Step 3: Identify Root Causes
Map issues to skill components using references/issue-patterns.md:
| Issue Type | Likely Fix Location |
|---|---|
| execution_failure | scripts/, error handling |
| high_turn_count | SKILL.md clarity, add examples |
| tool_errors | scripts/, input validation |
| high_token_usage | SKILL.md verbosity, progressive disclosure |
| repeated_tool_calls | SKILL.md decision trees |
For feedback-only input, map the user's suggestions directly to the appropriate skill components.
Step 4: Apply Fixes
Read the target skill and apply changes based on analysis:
- For script errors: Fix scripts, add validation, improve error messages
- For efficiency issues: Add examples, decision trees, clearer instructions
- For token issues: Reduce SKILL.md, move content to references/
- For trigger issues: Update frontmatter description
- For feedback-guided changes: Apply the user's specific suggestions
Scope constraints — strictly follow:
- Only modify the target skill's existing files (SKILL.md, scripts/, references/)

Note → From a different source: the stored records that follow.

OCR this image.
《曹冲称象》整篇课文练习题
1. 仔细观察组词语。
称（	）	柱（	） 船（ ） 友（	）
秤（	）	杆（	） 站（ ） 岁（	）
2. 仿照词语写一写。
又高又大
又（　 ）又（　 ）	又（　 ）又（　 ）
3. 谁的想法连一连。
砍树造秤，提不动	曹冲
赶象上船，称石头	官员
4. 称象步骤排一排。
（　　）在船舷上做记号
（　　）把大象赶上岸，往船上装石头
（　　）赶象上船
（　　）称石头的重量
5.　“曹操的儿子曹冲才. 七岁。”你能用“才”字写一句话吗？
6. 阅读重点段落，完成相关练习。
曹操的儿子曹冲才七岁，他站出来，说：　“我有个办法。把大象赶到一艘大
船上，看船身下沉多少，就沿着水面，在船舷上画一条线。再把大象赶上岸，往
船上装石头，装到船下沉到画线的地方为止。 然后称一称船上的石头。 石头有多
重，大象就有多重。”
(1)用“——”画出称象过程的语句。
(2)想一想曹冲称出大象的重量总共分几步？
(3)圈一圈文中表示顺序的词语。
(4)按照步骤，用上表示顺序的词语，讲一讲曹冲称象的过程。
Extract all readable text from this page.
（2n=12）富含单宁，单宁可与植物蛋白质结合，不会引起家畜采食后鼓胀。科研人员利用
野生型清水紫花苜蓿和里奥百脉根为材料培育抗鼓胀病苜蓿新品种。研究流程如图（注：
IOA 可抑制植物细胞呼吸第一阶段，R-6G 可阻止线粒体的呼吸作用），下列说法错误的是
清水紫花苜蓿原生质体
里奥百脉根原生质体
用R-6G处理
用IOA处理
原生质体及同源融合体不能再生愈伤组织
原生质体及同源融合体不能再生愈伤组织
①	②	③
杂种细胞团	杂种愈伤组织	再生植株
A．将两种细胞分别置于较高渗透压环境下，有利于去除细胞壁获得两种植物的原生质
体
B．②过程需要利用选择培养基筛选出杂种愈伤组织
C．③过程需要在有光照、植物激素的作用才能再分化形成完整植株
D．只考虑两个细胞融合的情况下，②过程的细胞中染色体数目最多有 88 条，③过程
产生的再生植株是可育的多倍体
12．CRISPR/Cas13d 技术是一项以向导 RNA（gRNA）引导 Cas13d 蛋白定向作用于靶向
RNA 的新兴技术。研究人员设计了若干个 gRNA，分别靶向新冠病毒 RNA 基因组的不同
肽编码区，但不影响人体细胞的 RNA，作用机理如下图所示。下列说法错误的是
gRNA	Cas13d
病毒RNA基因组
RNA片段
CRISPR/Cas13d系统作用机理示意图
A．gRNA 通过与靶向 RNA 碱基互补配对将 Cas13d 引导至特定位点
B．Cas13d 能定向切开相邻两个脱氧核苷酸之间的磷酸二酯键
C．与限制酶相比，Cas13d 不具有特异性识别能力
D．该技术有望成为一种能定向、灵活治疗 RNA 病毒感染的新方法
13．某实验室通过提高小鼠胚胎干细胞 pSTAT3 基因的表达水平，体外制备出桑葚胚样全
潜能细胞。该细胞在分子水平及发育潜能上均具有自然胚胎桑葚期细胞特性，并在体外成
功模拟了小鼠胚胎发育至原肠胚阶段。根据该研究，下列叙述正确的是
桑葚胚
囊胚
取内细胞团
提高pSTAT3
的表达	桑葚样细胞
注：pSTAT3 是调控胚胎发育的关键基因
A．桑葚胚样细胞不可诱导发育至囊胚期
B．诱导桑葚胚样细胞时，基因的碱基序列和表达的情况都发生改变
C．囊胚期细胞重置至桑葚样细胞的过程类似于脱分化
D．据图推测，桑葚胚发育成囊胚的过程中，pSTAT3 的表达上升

- Do NOT create new reference files, templates, or guides
- Do NOT search the web for domain-specific content
- Do NOT generate CHANGELOG, improvement reports, or other extra deliverables
- The evolved skill files themselves are the sole deliverable
Quick Reference
Issue Severity Levels
- high: Failures, max_tokens, tool errors → Fix immediately
- medium: High turns, high tokens, retries → Optimize
- low: Long duration → Consider optimization
Key Metrics Thresholds
| Metric | Warning | Action |
|---|---|---|
| success_rate | <90% | Review failures |
| avg_turns | >4 | Simplify workflow |
| avg_tokens | >30000 | Reduce context |
| duration_ms | >60000 | Optimize scripts |
Common Fixes
Low success rate:
- Add error handling in scripts
- Add input validation
- Clarify ambiguous instructions
High turn count:
- Add decision tree
- Provide more examples
- Use scripts for multi-step operations
High token usage:
- Reduce SKILL.md lines (<500)
- Move details to references/
- Remove redundant examples